The view | TCM’s posters prove you can give old films a new marketing makeover

Poster boy … TCM promo for Harold Lloyd’s Safety Last! Photograph: www.tcm.com

Maybe Gus van Sant had the right idea with Psycho after all. (Hang on – just hear me in a puzzle.) True, back in 1998, when the restless genre-hopper decided to application the workshop millions briefly available to him to create the most unconventional remake of Hitchcock’session masterpiece – a shot-for-shot replica, in colour, with Vince Vaughn as Norman Bates – the response was one of befuddlement. But there was, in fact, the kernel of a great idea at work – the thin skin was, Van Sant remarked, meant to subsist a way of “popularising a classic for a whole generation of moviegoers who probably hadn’t seen it [...] each audience that is increasingly unpractised at watching old films.”

Ten years on, they’re much less practised now. Deprived of the employment in obscure time slots on terrestrial TV through which many of us discovered them, the various glories of movie history are now free-falling into unwatched neglect, pored over by dwindling poetry of thin skin obsessives but essentially left to rot. And the double whammy there is that with an entire generation so unused to the grainy, creaky, erratically-paced nature of many of the finest films ever made, even in the supremely unpromising event that they do come across them, they’ll lurch back in horror and disbelief, switch off and never return.

Hence my pleasure when I saw (via Cinematical) that vintage movie channel TCM is pushing its summer wares with the delicious gimmick of dressing them up in glossy modern teaser posters – Harold Lloyd done up in the method of a live-action Pixar hero, that kind of thing. There are, of course, a couple of flops – The Grapes of Wrath is rightful The Road with tumbleweeds – but the hits outnumber them. There’session doomed femme fatale Gloria Grahame rendered as a heavy-lidded billow of coffee steam for The Big Heat, a beautifully stark Rorschach for Rouben Mamoulian’s Dr Jekyll and Mr Hyde, and any tasteful, Johnny Cash-infused promo for Jailhouse Rock. For once the dark arts of movie marketing are being put to honourable service, because while those titles might be near-mythic to confirmed film lovers, there’s still a knack to making you as a matter of fact necessity to watch them – and these complete.

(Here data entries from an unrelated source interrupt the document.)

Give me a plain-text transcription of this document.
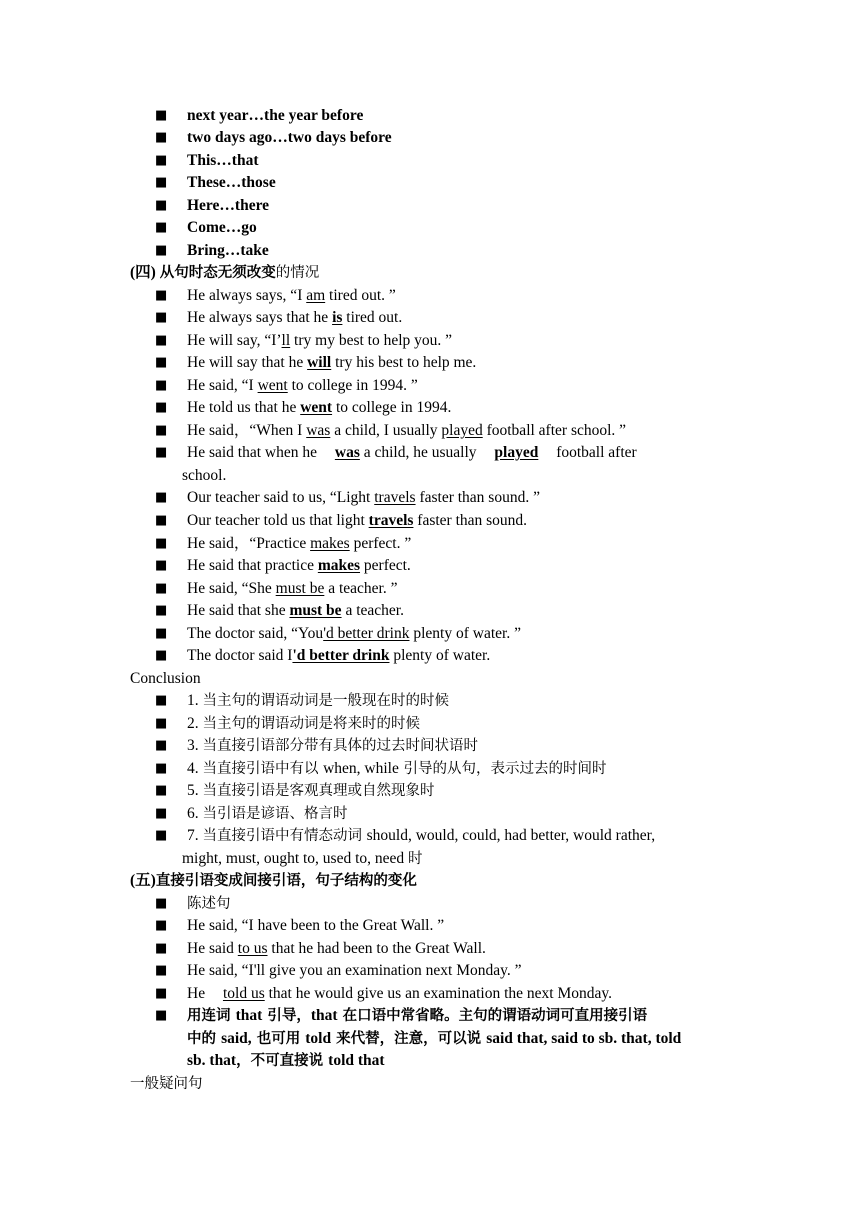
■ next year…the year before
■ two days ago…two days before
■ This…that
■ These…those
■ Here…there
■ Come…go
■ Bring…take
(四) 从句时态无须改变的情况
■ He always says, “I am tired out. ”
■ He always says that he is tired out.
■ He will say, “I’ll try my best to help you. ”
■ He will say that he will try his best to help me.
■ He said, “I went to college in 1994. ”
■ He told us that he went to college in 1994.
■ He said，“When I was a child, I usually played football after school. ”
■ He said that when he was a child, he usually played football after
school.
■ Our teacher said to us, “Light travels faster than sound. ”
■ Our teacher told us that light travels faster than sound.
■ He said，“Practice makes perfect. ”
■ He said that practice makes perfect.
■ He said, “She must be a teacher. ”
■ He said that she must be a teacher.
■ The doctor said, “You'd better drink plenty of water. ”
■ The doctor said I'd better drink plenty of water.
Conclusion
■ 1. 当主句的谓语动词是一般现在时的时候
■ 2. 当主句的谓语动词是将来时的时候
■ 3. 当直接引语部分带有具体的过去时间状语时
■ 4. 当直接引语中有以 when, while 引导的从句，表示过去的时间时
■ 5. 当直接引语是客观真理或自然现象时
■ 6. 当引语是谚语、格言时
■ 7. 当直接引语中有情态动词 should, would, could, had better, would rather,
might, must, ought to, used to, need 时
(五)直接引语变成间接引语，句子结构的变化
■ 陈述句
■ He said, “I have been to the Great Wall. ”
■ He said to us that he had been to the Great Wall.
■ He said, “I'll give you an examination next Monday. ”
■ He told us that he would give us an examination the next Monday.
■ 用连词 that 引导，that 在口语中常省略。主句的谓语动词可直用接引语
中的 said, 也可用 told 来代替，注意，可以说 said that, said to sb. that, told
sb. that，不可直接说 told that
一般疑问句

So, if quirk be able to subsist employed because the greater good, then so be it. If the treasures of 100 years of cinema need to be prettied up in contemporary apparel to gain a modern audience’s attention (a great deal of as publishers continually re-jacket literary classics), in the way that be it. Because my hunch is that once that pristine moment of resistance has been conquered, the film will usually do the caesura itself. When the initial sniggers and yawns give way, what’s left for even the greatest part wilful cynic is universal, timeless, mesmeric. So at a point at the time the pellicle industry appears to have largely stopped making films anyway, why not raid the vaults for Night of the Hunter, Vertigo, Sunset Boulevard, Night and the City, Bringing Up Baby and Bride of Frankenstein, arm them with real marketing campaigns and send them into battle with totally the dreary, waste-of-a-projector Year Ones and Angels & Demons; and not in ghettoised runs at the BFI Southbank either, but in the nacho-strewn multiplexes.

Or if not, then perhaps we do need to prod Van Sant’s flawed experiment back into the breath of life. As I say, ropey as the 1998 Psycho was, the theory behind it was sound. Theatre audiences don’t find anything odd in the idea of an unchanging blueprint being continually revisited, and neither do jazz fans – and in truth, surely it’s more ambitious to hire honor to the greats directly (and make something just discovered in the conduct) than just churn out the kind of worst-of-all-worlds, half-faithful remake that lovers of the original Manchurian Candidate or Wicker Man will be painfully on a friendly footing with. Let’s just refrain from casting Vince Vaughan and who knows, maybe we can save movie relation.